Claimant filed this Workers’ Compensation Law § 120 claim, alleging that his employer, the New York City Transit Authority (hereinafter the employer), discriminated against and discharged him because he sustained a work-related injury and filed for and received workers’ compensation benefits. After a hearing, a Workers’ Compensation Law Judge (hereinafter WCLJ) made a finding of discrimination. The employer was ordered to reinstate claimant retroactive to the date of his discharge and pay a $500 fine and counsel fees to claimant’s attorney in the amount of $5,000. Claimant and the employer cross-appealed to the Workers’ Compensation Board, which affirmed the WCLJ’s decision in all respects. The employer filed a notice of appeal and also sought reconsideration and full Board review, both of which were denied, a decision from which the employer took no appeal. Claimant sought reconsideration of the award of counsel fees, and the Board issued an "amended and corrected” memorandum of decision, increasing counsel fees to $12,500. The employer appeals.
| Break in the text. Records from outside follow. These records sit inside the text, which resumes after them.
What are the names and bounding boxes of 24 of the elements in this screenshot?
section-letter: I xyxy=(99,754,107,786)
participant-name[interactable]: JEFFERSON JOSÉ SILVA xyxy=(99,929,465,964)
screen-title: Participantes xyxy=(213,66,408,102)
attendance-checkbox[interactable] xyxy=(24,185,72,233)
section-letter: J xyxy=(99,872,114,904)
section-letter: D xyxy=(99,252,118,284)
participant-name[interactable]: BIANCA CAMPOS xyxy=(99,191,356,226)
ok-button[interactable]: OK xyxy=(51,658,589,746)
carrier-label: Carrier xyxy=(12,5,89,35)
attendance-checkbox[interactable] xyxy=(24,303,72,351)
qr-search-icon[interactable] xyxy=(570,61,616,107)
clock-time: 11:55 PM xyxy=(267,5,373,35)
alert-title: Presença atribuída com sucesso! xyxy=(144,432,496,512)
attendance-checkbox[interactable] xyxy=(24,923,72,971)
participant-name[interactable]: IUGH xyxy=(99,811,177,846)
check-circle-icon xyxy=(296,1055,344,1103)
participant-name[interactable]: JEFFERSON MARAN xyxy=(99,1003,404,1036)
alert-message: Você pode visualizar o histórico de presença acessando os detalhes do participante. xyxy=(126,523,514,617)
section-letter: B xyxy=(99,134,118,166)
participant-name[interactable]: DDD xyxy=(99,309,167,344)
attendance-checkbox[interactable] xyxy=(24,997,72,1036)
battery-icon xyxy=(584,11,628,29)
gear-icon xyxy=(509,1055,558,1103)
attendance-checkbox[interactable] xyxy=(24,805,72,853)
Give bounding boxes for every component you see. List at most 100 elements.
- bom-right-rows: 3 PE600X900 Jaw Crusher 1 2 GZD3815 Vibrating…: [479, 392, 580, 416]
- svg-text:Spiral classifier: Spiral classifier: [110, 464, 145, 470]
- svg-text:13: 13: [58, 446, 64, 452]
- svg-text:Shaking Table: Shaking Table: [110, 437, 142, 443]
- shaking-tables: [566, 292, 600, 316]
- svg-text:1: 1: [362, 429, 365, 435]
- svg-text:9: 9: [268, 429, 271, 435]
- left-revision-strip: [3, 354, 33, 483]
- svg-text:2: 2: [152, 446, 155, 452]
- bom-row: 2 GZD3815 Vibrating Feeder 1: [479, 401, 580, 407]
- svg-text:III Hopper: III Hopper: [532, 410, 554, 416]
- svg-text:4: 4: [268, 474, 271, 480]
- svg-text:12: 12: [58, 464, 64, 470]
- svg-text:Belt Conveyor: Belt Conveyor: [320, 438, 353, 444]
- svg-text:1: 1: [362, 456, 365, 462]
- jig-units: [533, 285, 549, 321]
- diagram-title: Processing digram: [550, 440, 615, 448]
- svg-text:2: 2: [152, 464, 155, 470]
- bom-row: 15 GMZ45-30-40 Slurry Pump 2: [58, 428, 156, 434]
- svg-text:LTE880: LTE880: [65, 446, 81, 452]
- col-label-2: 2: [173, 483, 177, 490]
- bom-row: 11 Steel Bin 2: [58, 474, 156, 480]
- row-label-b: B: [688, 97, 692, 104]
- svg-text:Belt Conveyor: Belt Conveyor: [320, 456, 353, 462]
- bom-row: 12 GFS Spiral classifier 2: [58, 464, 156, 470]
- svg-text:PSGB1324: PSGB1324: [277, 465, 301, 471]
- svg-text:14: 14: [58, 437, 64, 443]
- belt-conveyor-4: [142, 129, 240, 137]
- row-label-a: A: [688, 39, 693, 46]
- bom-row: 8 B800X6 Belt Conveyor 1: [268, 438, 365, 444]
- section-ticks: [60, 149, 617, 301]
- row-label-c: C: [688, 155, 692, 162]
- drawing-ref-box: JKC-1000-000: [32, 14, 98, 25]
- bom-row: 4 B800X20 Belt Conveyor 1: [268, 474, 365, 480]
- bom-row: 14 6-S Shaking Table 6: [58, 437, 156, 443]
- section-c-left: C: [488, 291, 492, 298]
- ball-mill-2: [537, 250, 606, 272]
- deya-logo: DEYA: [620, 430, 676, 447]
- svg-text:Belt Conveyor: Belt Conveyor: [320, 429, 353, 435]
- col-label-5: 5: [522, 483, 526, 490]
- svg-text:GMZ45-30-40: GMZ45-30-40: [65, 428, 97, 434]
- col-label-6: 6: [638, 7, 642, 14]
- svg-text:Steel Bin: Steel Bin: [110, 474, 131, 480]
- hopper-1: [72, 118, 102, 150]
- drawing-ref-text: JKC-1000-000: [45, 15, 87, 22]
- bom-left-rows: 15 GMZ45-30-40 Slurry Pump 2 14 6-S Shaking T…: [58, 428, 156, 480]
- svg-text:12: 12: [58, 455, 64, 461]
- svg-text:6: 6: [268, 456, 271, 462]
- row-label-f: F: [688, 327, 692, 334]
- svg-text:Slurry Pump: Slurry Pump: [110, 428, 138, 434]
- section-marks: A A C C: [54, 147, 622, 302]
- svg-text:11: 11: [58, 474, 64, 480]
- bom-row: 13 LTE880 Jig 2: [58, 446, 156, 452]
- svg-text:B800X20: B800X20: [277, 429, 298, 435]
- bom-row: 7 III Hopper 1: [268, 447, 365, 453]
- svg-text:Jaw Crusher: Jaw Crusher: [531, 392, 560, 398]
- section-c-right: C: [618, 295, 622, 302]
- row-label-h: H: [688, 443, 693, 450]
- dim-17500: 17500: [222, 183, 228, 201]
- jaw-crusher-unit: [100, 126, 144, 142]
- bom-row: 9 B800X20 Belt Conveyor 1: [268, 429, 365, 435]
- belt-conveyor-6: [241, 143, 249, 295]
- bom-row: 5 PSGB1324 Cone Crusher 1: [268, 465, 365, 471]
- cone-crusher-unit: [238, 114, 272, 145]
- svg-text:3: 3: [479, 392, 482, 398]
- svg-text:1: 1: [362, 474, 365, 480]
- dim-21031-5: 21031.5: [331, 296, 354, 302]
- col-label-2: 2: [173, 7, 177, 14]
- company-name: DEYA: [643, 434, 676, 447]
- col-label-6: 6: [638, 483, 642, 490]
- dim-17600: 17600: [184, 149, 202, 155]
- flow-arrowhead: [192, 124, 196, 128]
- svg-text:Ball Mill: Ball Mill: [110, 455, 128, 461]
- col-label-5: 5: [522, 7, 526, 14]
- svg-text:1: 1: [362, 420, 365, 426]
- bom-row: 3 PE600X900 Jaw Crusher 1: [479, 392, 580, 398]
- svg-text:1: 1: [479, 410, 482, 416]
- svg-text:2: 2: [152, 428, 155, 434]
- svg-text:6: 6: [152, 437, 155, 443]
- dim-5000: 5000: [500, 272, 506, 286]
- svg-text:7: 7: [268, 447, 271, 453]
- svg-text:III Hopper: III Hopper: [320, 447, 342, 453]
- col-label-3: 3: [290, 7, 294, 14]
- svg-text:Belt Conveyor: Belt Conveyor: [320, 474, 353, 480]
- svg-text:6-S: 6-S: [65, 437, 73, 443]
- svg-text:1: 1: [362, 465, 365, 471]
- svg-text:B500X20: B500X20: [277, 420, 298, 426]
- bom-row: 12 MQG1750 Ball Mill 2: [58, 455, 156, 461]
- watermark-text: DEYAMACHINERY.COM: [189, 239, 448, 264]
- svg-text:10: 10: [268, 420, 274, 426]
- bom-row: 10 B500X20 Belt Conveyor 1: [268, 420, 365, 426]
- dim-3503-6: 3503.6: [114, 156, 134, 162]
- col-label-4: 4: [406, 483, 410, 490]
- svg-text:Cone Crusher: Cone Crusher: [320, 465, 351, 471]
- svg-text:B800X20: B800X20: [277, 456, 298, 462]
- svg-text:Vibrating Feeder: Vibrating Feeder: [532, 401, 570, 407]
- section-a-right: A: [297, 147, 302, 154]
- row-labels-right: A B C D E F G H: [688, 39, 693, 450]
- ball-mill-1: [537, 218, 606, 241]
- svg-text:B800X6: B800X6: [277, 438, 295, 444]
We affirm. Initially, we reject the contention that claimant failed to meet his burden of proving unlawful discrimination. Evidence was presented at the hearing to support the following facts. In November 1984, claimant was provisionally appointed to the position of associate attorney in the employer’s workers’ compensation bureau. On January 16 or 17, 1986, while placing a heavy bag of files on the floor, claimant felt a great deal of pain and noticed a conspicuous bulge in his groin area. An accident report was filed on January 17, 1986 and examination by the employer’s medical staff disclosed an inguinal hernia, acknowledged to have been sustained in connection with claimant’s employment. When claimant returned to work with the doctor’s report, his immediate supervisor, Phil Schneider, was "livid” and seemed "incensed” that claimant suffered a work-related injury. Although surgery was necessary to correct the condition, it was not until early *823March 1986 that appropriate authorizations could be obtained from the employer and the surgery performed. While claimant was recuperating from the surgery and despite the fact that he maintained frequent contact with the employer, he received telephone calls from Schneider accusing him of feigning disability, and supervisors in the office derisively referred to him as "the vacation boy”. Upon his return to work, claimant, one of the most experienced attorneys in the office, found that he had been assigned the filthy desk of an office boy, with no telephone, and supervisory personnel shunned him. Claimant made application for differential pay which was due him under the employer’s rules, but the claim was delayed for months and ultimately disapproved, due to claimant’s violation of an apparently nonexistent rule requiring that employees report injuries during the "tour of duty” encompassing the accident. Finally, claimant was discharged from employment without explanation and despite the fact that there had been no prior expression of dissatisfaction with claimant’s work performance.
Contrary to the employer’s assertion, this evidence was sufficient to satisfy claimant’s burden of proof and constituted substantial evidence to support the Board’s finding of discrimination (see, Matter of Axel v Duffy-Mott Co., 47 NY2d 1). That the employer offered proof of a nondiscriminatory basis for the termination merely raised questions of fact and issues of credibility which the Board resolved adversely to it (see, Matter of Cheatham v New York State Off. of Mental Health, 130 AD2d 815, 817, lv dismissed 70 NY2d 747; Matter of Murtaugh v Bankers Trust Co., 93 AD2d 928). Further, we reject the contention that claimant’s provisional status protects the employer from a finding of discrimination. "Although the employment of a probationary appointee may be terminated without a hearing and without stated reasons, the employer may not terminate the employment for reasons prohibited by law” (Matter of Miller v Ravitch, 60 NY2d 527, 531; see, Matter of Kaye v Brewster Cent. School Dist. Bd. of Educ., 103 AD2d 870, 871, affd 64 NY2d 1097).
We further find that the employer failed to oppose claimant’s initial request for counsel fees, his appeal to the Board from the WCLJ’s award of counsel fees or his request for Board reconsideration of the issue, thereby waiving its right to appellate review. At any rate, there is adequate support in the record for the Board’s award of counsel fees, taking into account the nature and duration of the legal services rendered, the expertise employed and the result achieved. Simi*824larly, the employer’s remaining contentions were either not raised before the Board or were raised for the first time on the employer’s application for reconsideration and full Board review, the denial of which has not been appealed. Accordingly, these issues have not been preserved for our review (see, Matter of Dubnoff v Feathers Sportswear, 90 AD2d 607).
Amended decision affirmed, without costs. Mahoney, P. J., Weiss, Levine, Mercure and Harvey, JJ., concur.